Existe una tensión natural entre los defensores de la “experiencia” y los que promocionan la “innovación”.
La experiencia ve el valor de aprovechar la sabiduría adquirida a través de años de aprendizaje y no quiere repetir los errores del pasado.
La innovación reconoce que el mundo no es el mismo que solía ser y, por lo tanto, requerirá soluciones nuevas y novedosas.
Estas cosas a menudo se sienten como mutuamente excluyentes, particularmente en nuestras empresas. Las organizaciones a menudo son buenas en una a costa de la otra, y en general, nuestras empresas se inclinan mucho a favor de la experiencia. Casi todo lo que medimos (y la medición es un gran problema) inclina las escalas en esta dirección, desde nuestros requisitos de contratación (“¡Debe tener … 9 años!”) Hasta informes financieros que se comparan con años anteriores.

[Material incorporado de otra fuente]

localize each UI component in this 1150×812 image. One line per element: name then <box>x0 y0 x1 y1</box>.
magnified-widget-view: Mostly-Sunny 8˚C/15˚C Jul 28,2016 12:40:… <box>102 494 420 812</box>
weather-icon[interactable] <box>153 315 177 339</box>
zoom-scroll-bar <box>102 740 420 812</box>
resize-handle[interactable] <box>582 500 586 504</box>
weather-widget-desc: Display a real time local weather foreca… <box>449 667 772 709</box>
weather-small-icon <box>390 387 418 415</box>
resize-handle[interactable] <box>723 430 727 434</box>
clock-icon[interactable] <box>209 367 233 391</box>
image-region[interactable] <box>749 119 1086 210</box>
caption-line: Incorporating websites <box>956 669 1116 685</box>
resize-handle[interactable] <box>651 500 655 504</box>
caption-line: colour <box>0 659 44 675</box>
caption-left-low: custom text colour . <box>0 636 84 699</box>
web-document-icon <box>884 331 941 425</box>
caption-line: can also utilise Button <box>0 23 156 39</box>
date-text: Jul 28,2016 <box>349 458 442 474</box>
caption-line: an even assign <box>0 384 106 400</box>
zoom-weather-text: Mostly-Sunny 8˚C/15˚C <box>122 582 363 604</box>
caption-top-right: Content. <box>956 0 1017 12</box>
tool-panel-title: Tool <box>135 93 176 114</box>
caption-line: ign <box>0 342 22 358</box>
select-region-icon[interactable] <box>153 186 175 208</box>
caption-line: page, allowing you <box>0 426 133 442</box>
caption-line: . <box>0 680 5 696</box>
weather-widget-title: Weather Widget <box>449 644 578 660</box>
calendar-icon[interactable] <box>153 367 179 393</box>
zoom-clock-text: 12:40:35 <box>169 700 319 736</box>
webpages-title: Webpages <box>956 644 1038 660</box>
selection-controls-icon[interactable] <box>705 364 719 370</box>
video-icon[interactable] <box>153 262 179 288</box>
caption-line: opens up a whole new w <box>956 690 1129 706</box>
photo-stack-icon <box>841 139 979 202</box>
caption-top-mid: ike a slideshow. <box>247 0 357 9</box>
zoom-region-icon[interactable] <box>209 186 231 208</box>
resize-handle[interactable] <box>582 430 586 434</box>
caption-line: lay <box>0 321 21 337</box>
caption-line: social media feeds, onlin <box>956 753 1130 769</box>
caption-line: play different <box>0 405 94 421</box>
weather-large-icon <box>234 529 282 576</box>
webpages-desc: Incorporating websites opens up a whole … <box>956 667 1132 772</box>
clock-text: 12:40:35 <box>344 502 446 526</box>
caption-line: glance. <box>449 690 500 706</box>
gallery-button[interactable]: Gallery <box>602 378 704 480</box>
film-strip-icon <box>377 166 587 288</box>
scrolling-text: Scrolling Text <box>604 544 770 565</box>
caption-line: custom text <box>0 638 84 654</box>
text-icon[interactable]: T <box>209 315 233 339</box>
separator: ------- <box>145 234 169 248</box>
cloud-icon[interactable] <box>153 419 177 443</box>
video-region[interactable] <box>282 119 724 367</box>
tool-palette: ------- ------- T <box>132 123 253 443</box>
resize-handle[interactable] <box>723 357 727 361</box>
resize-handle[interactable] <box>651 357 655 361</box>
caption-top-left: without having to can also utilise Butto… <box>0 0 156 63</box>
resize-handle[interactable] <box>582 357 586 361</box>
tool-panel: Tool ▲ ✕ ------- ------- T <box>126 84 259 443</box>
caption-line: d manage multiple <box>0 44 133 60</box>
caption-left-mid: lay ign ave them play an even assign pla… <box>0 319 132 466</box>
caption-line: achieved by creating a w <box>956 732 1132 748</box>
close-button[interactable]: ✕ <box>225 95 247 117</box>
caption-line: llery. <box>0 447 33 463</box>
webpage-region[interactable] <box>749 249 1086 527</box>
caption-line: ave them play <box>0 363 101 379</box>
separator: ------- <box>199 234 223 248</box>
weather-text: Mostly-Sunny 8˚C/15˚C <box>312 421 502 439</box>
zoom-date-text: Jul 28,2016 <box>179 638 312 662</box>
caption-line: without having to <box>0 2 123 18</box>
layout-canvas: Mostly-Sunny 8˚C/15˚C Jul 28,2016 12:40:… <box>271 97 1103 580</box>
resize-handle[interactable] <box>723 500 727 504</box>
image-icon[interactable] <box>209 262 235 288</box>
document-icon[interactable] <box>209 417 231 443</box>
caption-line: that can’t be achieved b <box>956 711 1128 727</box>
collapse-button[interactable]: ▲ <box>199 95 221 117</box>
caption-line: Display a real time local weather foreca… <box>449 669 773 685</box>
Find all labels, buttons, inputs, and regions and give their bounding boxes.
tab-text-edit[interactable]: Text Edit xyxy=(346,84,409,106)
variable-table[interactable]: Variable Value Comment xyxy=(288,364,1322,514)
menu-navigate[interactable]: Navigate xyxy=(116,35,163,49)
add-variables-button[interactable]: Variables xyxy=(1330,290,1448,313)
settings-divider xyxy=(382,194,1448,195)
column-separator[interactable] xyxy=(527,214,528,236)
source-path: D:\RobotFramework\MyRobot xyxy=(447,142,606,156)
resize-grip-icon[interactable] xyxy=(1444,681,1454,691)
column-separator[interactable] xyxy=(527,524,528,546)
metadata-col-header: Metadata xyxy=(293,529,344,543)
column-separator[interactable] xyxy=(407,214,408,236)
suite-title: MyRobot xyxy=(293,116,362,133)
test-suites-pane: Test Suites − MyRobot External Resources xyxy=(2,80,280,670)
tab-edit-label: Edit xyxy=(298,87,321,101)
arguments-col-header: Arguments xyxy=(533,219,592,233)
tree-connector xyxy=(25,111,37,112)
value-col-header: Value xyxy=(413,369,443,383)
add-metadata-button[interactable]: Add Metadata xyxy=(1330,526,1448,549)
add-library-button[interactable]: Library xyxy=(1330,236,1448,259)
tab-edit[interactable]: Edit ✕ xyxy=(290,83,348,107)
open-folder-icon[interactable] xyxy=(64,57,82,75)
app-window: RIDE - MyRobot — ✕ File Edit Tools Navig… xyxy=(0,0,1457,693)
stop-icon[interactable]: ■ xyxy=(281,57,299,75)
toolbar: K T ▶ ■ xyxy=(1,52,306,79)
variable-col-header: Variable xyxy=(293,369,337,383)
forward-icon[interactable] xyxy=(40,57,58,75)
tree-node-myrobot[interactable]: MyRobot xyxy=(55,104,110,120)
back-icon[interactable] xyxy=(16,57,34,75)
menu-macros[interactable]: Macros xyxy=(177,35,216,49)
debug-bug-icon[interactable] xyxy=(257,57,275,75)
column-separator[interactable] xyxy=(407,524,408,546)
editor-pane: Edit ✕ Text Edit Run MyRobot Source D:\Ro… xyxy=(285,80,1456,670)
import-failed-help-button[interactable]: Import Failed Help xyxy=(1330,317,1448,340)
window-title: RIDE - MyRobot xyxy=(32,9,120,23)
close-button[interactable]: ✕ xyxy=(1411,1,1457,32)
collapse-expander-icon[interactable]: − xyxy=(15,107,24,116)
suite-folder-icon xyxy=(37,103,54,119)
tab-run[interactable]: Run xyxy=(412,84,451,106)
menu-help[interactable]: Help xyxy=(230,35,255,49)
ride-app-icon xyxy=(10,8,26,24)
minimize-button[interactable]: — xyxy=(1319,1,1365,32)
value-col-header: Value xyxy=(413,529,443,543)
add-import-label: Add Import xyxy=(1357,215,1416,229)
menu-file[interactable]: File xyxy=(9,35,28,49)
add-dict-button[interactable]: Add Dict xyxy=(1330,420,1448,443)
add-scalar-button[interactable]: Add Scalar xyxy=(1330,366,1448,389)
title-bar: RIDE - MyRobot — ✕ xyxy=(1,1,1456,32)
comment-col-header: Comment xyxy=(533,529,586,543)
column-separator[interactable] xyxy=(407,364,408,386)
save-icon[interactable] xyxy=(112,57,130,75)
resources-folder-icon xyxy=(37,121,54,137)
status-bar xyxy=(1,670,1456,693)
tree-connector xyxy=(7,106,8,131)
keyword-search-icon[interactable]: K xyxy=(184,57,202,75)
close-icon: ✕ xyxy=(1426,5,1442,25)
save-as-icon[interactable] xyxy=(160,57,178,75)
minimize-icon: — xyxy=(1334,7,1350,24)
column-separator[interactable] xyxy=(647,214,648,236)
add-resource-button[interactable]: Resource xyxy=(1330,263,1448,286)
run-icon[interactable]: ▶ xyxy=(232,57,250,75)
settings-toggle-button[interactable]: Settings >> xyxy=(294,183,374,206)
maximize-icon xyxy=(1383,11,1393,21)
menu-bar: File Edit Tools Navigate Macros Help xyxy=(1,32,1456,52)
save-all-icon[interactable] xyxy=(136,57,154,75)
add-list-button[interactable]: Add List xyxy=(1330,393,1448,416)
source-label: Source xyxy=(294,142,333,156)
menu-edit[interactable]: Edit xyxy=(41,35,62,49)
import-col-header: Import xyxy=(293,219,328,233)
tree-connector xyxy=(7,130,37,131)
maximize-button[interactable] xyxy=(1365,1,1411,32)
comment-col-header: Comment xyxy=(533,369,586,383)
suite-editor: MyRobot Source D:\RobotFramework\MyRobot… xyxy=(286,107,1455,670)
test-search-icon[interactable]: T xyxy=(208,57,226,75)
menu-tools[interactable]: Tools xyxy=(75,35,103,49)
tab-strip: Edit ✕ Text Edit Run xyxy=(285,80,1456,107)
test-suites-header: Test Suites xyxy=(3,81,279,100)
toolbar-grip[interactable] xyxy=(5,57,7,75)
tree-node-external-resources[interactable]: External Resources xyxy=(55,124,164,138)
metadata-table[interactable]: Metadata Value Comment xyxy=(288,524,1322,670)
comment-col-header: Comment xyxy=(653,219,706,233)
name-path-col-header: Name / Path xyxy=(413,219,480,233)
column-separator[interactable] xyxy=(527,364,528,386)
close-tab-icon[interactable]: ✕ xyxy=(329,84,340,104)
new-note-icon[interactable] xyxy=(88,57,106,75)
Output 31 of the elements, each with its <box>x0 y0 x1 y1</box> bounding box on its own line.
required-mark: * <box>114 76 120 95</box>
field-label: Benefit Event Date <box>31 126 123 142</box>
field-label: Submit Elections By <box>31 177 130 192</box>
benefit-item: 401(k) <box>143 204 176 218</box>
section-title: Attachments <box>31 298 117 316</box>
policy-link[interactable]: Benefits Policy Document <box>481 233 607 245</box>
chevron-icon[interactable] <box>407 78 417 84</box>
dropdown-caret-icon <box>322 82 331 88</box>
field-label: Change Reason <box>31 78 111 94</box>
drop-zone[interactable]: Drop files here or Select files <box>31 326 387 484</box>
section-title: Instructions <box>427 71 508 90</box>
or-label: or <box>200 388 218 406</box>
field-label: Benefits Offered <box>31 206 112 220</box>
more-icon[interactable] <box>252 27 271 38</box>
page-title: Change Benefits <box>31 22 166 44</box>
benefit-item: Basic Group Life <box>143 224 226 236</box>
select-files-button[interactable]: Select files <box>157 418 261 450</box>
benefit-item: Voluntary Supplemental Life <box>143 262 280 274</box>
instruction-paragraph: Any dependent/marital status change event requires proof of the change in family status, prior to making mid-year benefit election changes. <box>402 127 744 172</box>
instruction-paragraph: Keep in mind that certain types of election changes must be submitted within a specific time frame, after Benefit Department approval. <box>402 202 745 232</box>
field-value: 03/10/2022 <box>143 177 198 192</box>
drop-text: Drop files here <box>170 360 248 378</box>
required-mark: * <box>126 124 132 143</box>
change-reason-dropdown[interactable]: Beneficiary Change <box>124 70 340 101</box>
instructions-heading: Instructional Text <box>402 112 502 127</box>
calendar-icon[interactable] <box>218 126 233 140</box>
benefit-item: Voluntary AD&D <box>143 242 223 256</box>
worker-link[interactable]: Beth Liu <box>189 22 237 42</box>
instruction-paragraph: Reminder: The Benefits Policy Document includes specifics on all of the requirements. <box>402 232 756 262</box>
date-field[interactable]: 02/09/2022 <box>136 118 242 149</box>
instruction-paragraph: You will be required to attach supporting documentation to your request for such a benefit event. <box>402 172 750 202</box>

El problema es que la experiencia ya no significa tanto como antes.
En un mundo que se mueve tan rápido como el nuestro, no deberíamos tener miedo de lo “siguiente”, lo incremental. Deberíamos tener miedo de la otra cosa: aquello que perturba por completo el mercado y hace que nuestro producto o servicio sea irrelevante.
Por supuesto, el líder reflexivo no es absorbido por esta falsa dicotomía, pero ve valor en ambas perspectivas. Reconocen que no se trata de una u otra, sino de ambas. La parte difícil está en resolver la tensión. Y eso, por supuesto, es una gran parte de por qué los líderes ganan más dinero.